TZubiri • 6 days ago

They technically have system prompts, which are distinct from user prompts.

But it's kind of like the two bin system for recycling that you just know gets merged downstream.

stevenwliao • 5 days ago

There's an interesting paper on how to sandbox that came out recently.

Summary here: https://simonwillison.net/2025/Apr/11/camel/

TLDR: Have two LLMs, one privileged and quarantined. Generate Python code with the privileged one. Check code with a custom interpreter to enforce security requirements.

1 reply

gmerc • 5 days ago

Silent mumbling about layers of abstraction

MattPalmer1086 • 6 days ago

No, that particular attack vector goes away. The attack does not, and is kind of fundamental to how these things currently work.

1 reply

tsimionescu • 6 days ago

The attack vector is the only relevant thing here. The attack "feeding malicious prompts to an LLM makes it produce malicious output" is a fundamental feature of LLMs, not an attack. It's just as relevant as C's ability to produce malicious effects if you compile and run malicious source code.

1 reply

MattPalmer1086 • 6 days ago

Well, that is my point. There is an inbuilt vulnerability in these systems as they do not (and apparently cannot) separate data and commands.

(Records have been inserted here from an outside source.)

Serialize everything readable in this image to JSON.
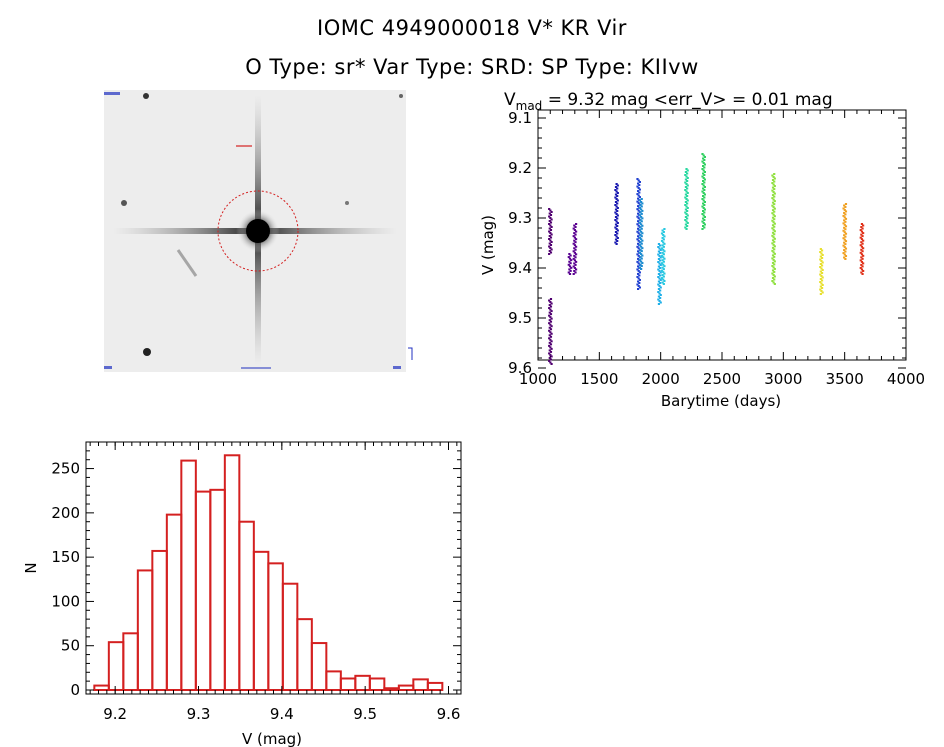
{
  "header": {
    "title_line1": "IOMC 4949000018    V* KR Vir",
    "title_line2": "O Type: sr*   Var Type: SRD:   SP Type: KIIvw"
  },
  "thumbnail": {
    "description_icon": "star-field-image",
    "marker_color": "#d42020"
  },
  "chart_data": [
    {
      "type": "scatter",
      "title": "V_mad = 9.32 mag <err_V> = 0.01 mag",
      "title_parts": {
        "sym": "V",
        "sub": "mad",
        "rest": " = 9.32 mag <err_V> = 0.01 mag"
      },
      "xlabel": "Barytime (days)",
      "ylabel": "V (mag)",
      "xlim": [
        1000,
        4000
      ],
      "ylim": [
        9.6,
        9.1
      ],
      "y_inverted": true,
      "xticks": [
        1000,
        1500,
        2000,
        2500,
        3000,
        3500,
        4000
      ],
      "yticks": [
        9.1,
        9.2,
        9.3,
        9.4,
        9.5,
        9.6
      ],
      "clusters": [
        {
          "x": 1100,
          "ymin": 9.28,
          "ymax": 9.37,
          "color": "#500070"
        },
        {
          "x": 1100,
          "ymin": 9.46,
          "ymax": 9.59,
          "color": "#500070"
        },
        {
          "x": 1260,
          "ymin": 9.37,
          "ymax": 9.41,
          "color": "#560090"
        },
        {
          "x": 1300,
          "ymin": 9.31,
          "ymax": 9.41,
          "color": "#5a0090"
        },
        {
          "x": 1640,
          "ymin": 9.23,
          "ymax": 9.35,
          "color": "#1818b0"
        },
        {
          "x": 1820,
          "ymin": 9.22,
          "ymax": 9.44,
          "color": "#2040d0"
        },
        {
          "x": 1840,
          "ymin": 9.26,
          "ymax": 9.4,
          "color": "#1c8cd0"
        },
        {
          "x": 1990,
          "ymin": 9.35,
          "ymax": 9.47,
          "color": "#20b0e8"
        },
        {
          "x": 2020,
          "ymin": 9.32,
          "ymax": 9.43,
          "color": "#28c8e0"
        },
        {
          "x": 2210,
          "ymin": 9.2,
          "ymax": 9.32,
          "color": "#28d8a0"
        },
        {
          "x": 2350,
          "ymin": 9.17,
          "ymax": 9.32,
          "color": "#30d060"
        },
        {
          "x": 2920,
          "ymin": 9.21,
          "ymax": 9.43,
          "color": "#90e040"
        },
        {
          "x": 3310,
          "ymin": 9.36,
          "ymax": 9.45,
          "color": "#e8e030"
        },
        {
          "x": 3500,
          "ymin": 9.27,
          "ymax": 9.38,
          "color": "#f0a020"
        },
        {
          "x": 3640,
          "ymin": 9.31,
          "ymax": 9.41,
          "color": "#e03018"
        }
      ]
    },
    {
      "type": "bar",
      "subtype": "histogram",
      "xlabel": "V (mag)",
      "ylabel": "N",
      "xlim": [
        9.165,
        9.615
      ],
      "ylim": [
        0,
        280
      ],
      "xticks": [
        9.2,
        9.3,
        9.4,
        9.5,
        9.6
      ],
      "yticks": [
        0,
        50,
        100,
        150,
        200,
        250
      ],
      "bin_edges_start": 9.175,
      "bin_width": 0.0174,
      "values": [
        5,
        54,
        64,
        135,
        157,
        198,
        259,
        224,
        226,
        265,
        190,
        156,
        143,
        120,
        80,
        53,
        21,
        13,
        16,
        13,
        2,
        5,
        12,
        8
      ],
      "bar_color": "#d42020"
    }
  ]
}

This is just one vector for this, there will be many, many more.

1 reply

red75prime • 6 days ago

LLMs are doing what you train them to do. See for example " The Instruction Hierarchy: Training LLMs to Prioritize Privileged Instructions " by Eric Wallace et al.

1 reply

MattPalmer1086 • 6 days ago

Interesting. Doesn't solve the problem entirely but seems to be a viable strategy to mitigate it somewhat.